Neben der Optimierung der Stomaversorgung und der Behandlung von Stomakomplikationen ist uns die Anleitung des Patienten in der korrekten und selbstständigen Stomaversorgung ein wichtiges Anliegen. Mit unserem Therapiekonzept und den therapiebegleitenden Angeboten sollen unsere Patienten darüber hinaus lernen, auch mit den psychischen und psychosozialen Belastungen in Ihrer neuen Lebenssituation gut zurecht zu kommen. Ziel unserer ganzheitlichen Behandlung ist es, den Betroffenen die Bewältigung der praktischen Probleme des Alltags zu ermöglichen, sowie ein Höchstmaß an Leistungsfähigkeit und Lebensqualität zu erhalten.

 

Behandlungskonzept

  • Aus der langjährigen Erfahrung in der Betreuung von Patienten mit einem Stoma haben wir folgenden Therapiestandard für unsere Einrichtung entwickelt.
  • Anamnese
  • Klärung der Grunderkrankung und Erstversorgung
  • Kenntnisstand über Stomaversorgung klären: Wir sprechen mit Ihnen über bisher verwendete Stomaversorgungssysteme und dabei eventuell aufgetretene Probleme wie zum Beispiel nicht ausreichender Halt oder Hautreizungen
  • Akzeptanz oder Ablehnung des Stomas, sonstige psychische Problemsituationen hinsichtlich des Stomas (Partnerprobleme usw.)
  • Erster Stomabetreuungstermin
  • Wie ist die bisherige Stomaversorgung angebracht? Wie geht der Patient mit der Stomaversorgung um? Wenn möglich demonstriert der Patient die Abnahme und Anbringung der Versorgung.
  • Schriftlicher Befund, Photodokumentation, Ausmessung des Stomas, Erläuterung von bisherigen Fehlern oder Zusammenhängen zu Problemsituationen
  • Einschätzung, ob die bisherige Versorgung beibehalten werden kann oder ob Veränderungen erforderlich sind.
  • Abklärung zur Miteinbeziehung von Angehörigen oder Lebenspartnern in die Stomaversorgung, falls dies erforderlich ist.
  • Definition des Rehabilitationszieles

 

Therapieverlauf

  • Regelmäßige Stomabetreungstermine
  • Wöchentliche Stomasprechstunde (Einzelgespräch)
  • Bei Problemen, die mit den verwendeten Stomasystemen auftreten, bieten wir alternative Versorgungssysteme zur Erprobung an.
  • Schulung hinsichtlich Stomaversorgungsproblemen.
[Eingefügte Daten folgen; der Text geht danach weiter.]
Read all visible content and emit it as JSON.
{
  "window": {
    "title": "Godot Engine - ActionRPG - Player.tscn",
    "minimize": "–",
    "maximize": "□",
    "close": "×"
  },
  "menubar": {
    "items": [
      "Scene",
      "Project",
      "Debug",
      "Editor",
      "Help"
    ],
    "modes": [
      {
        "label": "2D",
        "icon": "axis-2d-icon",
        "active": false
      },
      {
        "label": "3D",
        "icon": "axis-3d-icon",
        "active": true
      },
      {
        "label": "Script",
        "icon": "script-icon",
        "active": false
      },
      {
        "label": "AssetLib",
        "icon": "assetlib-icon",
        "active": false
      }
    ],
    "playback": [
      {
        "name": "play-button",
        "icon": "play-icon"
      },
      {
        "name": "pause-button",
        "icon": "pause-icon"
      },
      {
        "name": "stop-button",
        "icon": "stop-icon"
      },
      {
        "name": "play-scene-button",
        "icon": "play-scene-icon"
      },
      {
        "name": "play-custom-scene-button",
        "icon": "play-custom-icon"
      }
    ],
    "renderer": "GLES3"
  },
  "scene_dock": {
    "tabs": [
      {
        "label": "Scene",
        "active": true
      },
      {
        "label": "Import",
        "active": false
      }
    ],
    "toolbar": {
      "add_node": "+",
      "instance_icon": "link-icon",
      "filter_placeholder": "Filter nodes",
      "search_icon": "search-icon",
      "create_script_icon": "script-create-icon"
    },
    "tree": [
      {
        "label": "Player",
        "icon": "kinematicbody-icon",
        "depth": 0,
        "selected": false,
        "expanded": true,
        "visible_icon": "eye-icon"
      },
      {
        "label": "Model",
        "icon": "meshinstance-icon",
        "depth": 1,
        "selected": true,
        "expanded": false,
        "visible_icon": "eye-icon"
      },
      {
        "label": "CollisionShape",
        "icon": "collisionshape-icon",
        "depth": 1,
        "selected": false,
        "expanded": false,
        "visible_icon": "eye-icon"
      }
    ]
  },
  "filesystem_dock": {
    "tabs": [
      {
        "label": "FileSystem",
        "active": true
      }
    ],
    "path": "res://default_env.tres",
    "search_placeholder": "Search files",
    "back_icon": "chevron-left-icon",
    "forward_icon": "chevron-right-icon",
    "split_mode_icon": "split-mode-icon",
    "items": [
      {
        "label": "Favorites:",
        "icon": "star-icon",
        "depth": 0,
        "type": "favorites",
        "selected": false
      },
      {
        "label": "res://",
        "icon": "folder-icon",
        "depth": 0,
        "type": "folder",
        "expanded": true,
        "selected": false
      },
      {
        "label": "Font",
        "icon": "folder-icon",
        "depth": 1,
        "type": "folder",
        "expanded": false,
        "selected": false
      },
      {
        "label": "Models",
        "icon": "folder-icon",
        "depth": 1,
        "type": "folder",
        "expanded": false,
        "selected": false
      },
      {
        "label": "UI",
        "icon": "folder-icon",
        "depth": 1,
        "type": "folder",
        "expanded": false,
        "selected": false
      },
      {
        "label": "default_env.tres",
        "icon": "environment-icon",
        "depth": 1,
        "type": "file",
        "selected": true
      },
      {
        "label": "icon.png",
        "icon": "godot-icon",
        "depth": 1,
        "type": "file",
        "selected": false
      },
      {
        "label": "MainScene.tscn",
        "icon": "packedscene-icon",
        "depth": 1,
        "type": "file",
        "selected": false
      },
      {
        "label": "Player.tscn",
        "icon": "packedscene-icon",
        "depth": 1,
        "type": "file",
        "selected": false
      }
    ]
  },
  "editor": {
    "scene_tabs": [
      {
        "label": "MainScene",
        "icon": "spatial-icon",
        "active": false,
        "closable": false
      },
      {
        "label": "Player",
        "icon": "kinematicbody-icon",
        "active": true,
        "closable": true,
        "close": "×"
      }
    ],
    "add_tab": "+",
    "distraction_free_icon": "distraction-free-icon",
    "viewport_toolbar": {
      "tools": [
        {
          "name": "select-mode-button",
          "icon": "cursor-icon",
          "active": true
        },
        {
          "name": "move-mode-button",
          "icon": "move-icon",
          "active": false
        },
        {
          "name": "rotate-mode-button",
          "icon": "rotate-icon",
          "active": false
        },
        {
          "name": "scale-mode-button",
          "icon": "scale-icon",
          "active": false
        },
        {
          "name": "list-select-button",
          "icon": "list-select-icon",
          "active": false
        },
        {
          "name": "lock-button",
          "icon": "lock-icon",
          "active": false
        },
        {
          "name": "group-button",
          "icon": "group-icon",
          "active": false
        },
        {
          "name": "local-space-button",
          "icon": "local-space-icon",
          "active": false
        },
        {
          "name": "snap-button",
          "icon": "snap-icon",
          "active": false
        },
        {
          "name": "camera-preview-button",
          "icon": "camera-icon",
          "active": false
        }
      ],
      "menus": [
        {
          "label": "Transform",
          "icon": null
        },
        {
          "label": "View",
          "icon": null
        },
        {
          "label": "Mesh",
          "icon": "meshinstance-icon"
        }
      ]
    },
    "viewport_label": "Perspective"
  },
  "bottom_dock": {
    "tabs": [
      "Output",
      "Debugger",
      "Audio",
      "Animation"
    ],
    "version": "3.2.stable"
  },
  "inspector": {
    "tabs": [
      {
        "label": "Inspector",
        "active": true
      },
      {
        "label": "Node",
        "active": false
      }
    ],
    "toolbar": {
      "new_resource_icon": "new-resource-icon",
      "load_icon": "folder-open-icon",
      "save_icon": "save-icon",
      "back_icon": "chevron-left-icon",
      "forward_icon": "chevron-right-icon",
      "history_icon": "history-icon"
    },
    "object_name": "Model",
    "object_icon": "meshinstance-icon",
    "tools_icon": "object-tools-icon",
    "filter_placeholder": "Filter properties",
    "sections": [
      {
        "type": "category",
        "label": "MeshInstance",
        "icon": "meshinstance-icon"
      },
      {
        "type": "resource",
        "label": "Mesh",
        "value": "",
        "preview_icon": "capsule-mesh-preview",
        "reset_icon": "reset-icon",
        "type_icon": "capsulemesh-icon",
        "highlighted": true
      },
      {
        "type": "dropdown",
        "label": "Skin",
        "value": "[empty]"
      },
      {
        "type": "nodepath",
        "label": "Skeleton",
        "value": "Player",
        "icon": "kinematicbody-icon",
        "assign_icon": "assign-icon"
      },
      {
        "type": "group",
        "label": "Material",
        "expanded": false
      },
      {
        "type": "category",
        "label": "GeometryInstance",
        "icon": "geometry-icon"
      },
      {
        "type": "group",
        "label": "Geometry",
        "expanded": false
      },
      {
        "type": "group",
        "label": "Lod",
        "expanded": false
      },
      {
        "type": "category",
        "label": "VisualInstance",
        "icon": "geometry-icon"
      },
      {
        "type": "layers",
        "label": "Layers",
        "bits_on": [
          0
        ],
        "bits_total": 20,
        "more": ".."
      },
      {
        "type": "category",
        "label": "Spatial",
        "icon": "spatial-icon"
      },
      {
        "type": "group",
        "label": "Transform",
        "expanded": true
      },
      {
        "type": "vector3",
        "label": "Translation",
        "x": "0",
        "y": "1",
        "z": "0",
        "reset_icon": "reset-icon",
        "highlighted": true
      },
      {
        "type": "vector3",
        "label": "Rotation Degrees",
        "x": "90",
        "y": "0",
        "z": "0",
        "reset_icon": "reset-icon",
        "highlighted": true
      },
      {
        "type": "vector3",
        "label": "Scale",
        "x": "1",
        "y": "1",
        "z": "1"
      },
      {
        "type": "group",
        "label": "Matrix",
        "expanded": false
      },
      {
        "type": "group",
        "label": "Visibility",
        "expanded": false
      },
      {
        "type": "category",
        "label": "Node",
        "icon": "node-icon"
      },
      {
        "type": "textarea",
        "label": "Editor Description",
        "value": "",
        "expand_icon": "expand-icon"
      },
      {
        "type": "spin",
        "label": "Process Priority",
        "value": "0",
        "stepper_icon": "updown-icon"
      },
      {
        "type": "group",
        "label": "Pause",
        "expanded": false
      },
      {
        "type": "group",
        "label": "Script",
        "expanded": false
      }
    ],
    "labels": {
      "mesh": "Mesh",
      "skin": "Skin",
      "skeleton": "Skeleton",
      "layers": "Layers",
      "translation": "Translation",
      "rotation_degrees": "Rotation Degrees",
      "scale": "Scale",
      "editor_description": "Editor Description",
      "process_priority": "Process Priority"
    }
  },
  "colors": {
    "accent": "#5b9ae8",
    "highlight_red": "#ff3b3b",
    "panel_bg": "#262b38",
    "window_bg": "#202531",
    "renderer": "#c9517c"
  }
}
Falls erforderlich, Ausstattung des Patienten mit Hilfsmaterialen, wie zum Beispiel Schneidegerät zur korrekten Herstellung der Öffnungsfläche in der Basisplatte.
  • Abklärung der Möglichkeit zur Irrigationsbehandlung bei Kolostoma und bei Indikation sowie Bereitschaft des Patienten dazu.
  • Schulung des Patienten und Beginn der Irrigationsbehandlung unter Aufsicht.

 

Therapiebegleitende Maßnahmen

  • „Gesprächskreis für Stomapatienten“ unter Leitung einer Psychologin
  • Möglichkeit zur Teilnahme am „Tumorgesprächskreis“

 

Maßnahmen vor Entlassung

  • Verordnung einer Bauchbandage (Stomabandage)
  • Festlegung bzw. Anregung zu weiterhin erforderlichen Maßnahmen (zum Beispiel nochmalige chirurgische Revision oder Verordnung einer Bauchbinde durch den Arzt)
  • Einleitung beziehungsweise Organisation einer Stomabetreuung oder Unterstützung bei der Stomaversorgung durch einen ambulanten Stomabetreuungsdienst am Heimatort, falls dies erforderlich ist.
  • Überleitungsbogen für weiterbetreuende Stomaversorger
  • Stomaversorgungspass
  • Informationsmaterial

Vorbereitung auf die Zeit nach der Reha

  • Information, wo Hilfe und Unterstützung erhalten werden kann, wenn zu Hause Probleme mit der Versorgung auftreten.
  • Eventuell Hinweise für den Arzt, wenn in Zusammenhang mit dem Stoma psychotherapeutische Betreuung erforderlich sein könnte.
  • Einleitung einer Berufsberatung, wenn erkennbar wird, dass bei der zukünftigen Berufsausübung Probleme mit dem Stoma auftreten könnten.